The Australian mining industry was left reeling in June of 2010 as news broke that the wreckage of an aircraft chartered by iron-ore explorer Sundance Resources was found in the Republic of Congo. No survivors were found. The aircraft, carrying the entire Sundance Resources board, went missing as they made their way to the company’s Mbalam iron-ore project, on the border of Cameroon and the Republic of Congo, to conduct high-level meetings with government representatives of both countries.
Former Sundance chairman George Jones said the board had shared the flight as Mr. Talbot’s private jet was unable to land on the airstrip at Yangadou, a remote mining town where only smaller aircraft could land. “It’s unusual for an entire board to be on a single aircraft. It actually breaches corporate governance and obviously relates to the fact they could only get on one plane,” Mr. Jones told Fairfax Radio. A tragic event and one that will remain with the families, employees, and the mining community, for many years to come.

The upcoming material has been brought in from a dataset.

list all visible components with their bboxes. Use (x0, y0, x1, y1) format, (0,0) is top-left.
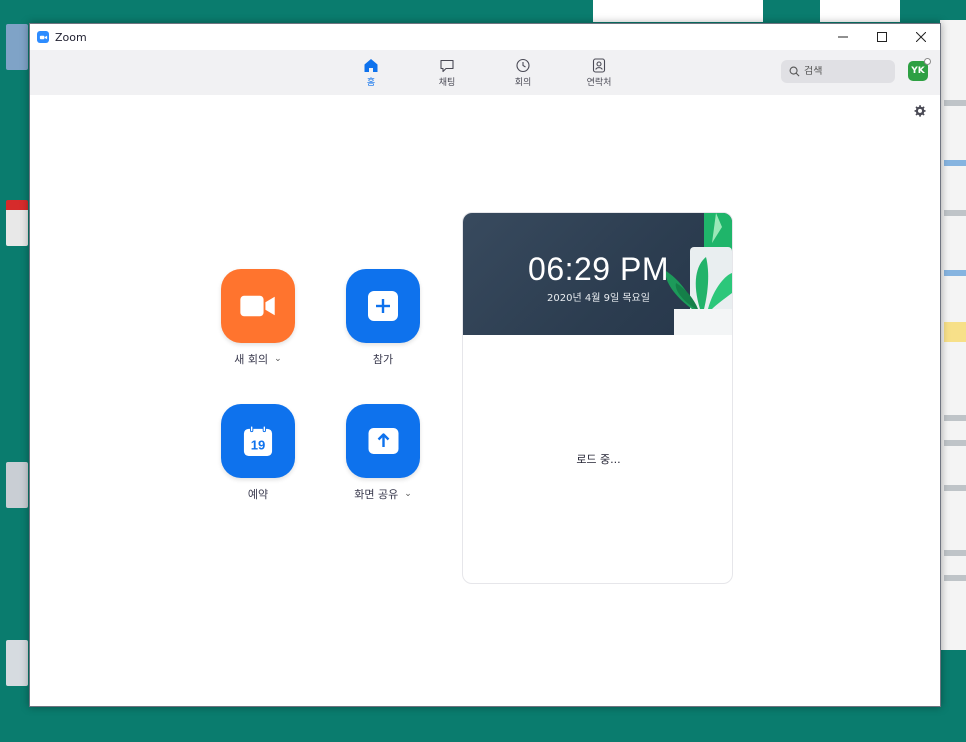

Given the extent of this tragedy and its aftermath, significant and expedient measures were required to ensure that all current and future risk for Sundance, was being assessed, managed, and effective processes implemented. This challenge was twofold. Addressing both the corporate and operational risks, simultaneously. We, (now iCARE) were engaged by Sundance Resources and held several key and poignant discussions with the Sundance Executive and Management teams, and an immediate strategy was developed.

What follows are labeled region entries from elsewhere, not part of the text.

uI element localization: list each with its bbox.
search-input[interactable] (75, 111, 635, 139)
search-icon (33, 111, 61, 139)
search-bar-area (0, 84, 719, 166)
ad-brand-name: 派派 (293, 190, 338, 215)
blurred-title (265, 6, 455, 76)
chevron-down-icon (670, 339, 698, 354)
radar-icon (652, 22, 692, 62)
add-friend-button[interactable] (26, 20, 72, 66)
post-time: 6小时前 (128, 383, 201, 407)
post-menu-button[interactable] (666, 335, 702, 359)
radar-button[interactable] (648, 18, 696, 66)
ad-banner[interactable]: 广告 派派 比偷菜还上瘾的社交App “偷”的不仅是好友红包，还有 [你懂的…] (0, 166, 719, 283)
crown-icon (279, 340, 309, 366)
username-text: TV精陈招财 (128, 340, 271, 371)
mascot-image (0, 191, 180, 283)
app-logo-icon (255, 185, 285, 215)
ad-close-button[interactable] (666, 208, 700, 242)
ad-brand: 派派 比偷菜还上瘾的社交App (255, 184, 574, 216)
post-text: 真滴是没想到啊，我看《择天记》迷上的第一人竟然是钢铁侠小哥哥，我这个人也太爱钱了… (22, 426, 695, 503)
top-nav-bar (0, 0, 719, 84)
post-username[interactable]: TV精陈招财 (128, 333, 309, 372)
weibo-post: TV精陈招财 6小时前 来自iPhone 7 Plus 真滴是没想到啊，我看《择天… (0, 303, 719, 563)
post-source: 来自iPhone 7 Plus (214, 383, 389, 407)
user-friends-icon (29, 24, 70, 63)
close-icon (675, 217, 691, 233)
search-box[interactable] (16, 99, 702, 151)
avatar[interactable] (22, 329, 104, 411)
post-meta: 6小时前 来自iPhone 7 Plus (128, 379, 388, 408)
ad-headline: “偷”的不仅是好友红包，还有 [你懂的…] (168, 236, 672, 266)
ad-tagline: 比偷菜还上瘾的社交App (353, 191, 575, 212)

This strategy involved the creation of a Corporate HSE Management System structure, based on the overall risk profile of the business, its operating location, and the operational activities being conducted. The strategy focused heavily on operational location, and high-risk activities, (predominately the types of potential events that were present on a continual or regular basis). As the corporate management system structure was being developed, in parallel to this, were several risk studies and assessments, and site visits, involving key in-country management and operational personnel.
By late 2010, the corporate system framework was finalised, as well as the supporting critical functions that managed the Sundance operational activities, including the ‘Sundance Essentials’, which dealt with high-risk activities being performed on a regular basis. This particular project was not only a very visible one in the public eye but one that required a bespoke and expedient approach.

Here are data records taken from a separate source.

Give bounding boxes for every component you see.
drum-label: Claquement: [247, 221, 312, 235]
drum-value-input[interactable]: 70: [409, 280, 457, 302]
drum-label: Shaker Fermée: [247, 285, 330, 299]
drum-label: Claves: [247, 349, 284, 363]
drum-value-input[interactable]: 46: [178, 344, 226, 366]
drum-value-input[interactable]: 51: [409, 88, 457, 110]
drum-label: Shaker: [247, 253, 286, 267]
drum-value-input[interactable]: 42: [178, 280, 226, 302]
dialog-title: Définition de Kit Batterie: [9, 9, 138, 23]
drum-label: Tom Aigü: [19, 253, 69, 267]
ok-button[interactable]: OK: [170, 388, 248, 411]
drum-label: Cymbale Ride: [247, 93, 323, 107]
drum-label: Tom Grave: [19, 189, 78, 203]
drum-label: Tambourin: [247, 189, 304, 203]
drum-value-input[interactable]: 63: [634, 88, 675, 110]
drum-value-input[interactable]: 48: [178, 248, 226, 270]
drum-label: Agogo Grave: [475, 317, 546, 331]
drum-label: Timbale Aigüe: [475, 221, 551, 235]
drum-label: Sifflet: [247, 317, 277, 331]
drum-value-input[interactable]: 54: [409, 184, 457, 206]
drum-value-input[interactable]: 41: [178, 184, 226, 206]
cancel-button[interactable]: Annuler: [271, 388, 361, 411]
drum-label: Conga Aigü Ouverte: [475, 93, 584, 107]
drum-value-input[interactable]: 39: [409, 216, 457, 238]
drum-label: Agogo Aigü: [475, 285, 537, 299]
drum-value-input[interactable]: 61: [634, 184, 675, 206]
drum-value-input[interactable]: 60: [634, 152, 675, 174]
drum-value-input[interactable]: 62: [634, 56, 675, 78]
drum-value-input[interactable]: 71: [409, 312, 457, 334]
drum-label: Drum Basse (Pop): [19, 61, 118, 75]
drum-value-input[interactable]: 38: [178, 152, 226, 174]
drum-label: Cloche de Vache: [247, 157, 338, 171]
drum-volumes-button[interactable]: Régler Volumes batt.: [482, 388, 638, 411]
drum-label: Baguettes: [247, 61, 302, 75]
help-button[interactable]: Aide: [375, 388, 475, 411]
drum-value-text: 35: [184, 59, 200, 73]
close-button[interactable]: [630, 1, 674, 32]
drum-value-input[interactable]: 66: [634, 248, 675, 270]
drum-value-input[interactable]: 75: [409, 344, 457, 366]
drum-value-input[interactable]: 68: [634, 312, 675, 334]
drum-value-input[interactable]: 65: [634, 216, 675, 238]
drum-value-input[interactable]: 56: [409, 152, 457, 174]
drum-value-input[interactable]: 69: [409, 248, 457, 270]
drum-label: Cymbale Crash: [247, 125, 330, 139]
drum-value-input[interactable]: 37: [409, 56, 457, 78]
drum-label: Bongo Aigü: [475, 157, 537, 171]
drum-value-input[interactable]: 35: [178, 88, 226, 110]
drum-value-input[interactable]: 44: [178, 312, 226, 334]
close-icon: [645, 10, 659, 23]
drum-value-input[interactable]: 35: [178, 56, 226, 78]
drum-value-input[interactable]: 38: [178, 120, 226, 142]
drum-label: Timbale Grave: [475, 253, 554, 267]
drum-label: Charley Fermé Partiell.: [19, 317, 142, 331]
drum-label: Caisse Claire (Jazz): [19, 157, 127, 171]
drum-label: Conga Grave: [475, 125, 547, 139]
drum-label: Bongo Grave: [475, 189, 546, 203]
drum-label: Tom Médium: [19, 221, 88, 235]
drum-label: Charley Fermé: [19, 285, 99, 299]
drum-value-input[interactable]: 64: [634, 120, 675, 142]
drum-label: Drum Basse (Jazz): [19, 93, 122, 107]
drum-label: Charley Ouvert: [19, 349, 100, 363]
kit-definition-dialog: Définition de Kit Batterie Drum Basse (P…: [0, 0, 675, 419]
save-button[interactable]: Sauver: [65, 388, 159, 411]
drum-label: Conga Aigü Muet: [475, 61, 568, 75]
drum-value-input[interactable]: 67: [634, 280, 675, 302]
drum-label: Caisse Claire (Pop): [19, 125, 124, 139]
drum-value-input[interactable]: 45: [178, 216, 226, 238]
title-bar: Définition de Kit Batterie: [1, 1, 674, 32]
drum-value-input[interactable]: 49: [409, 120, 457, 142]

In February 2011, Sundance Resources were operating a complete and effective Corporate and Operational HSE Management System. Initiated by a truly tragic event however, a swift and successful outcome resulted due to our experience, bespoke approach, continual and meaningful engagement with the key executives within Sundance Resources, and the unwavering support of the Sundance leadership, in-country management, supervision, and operational teams.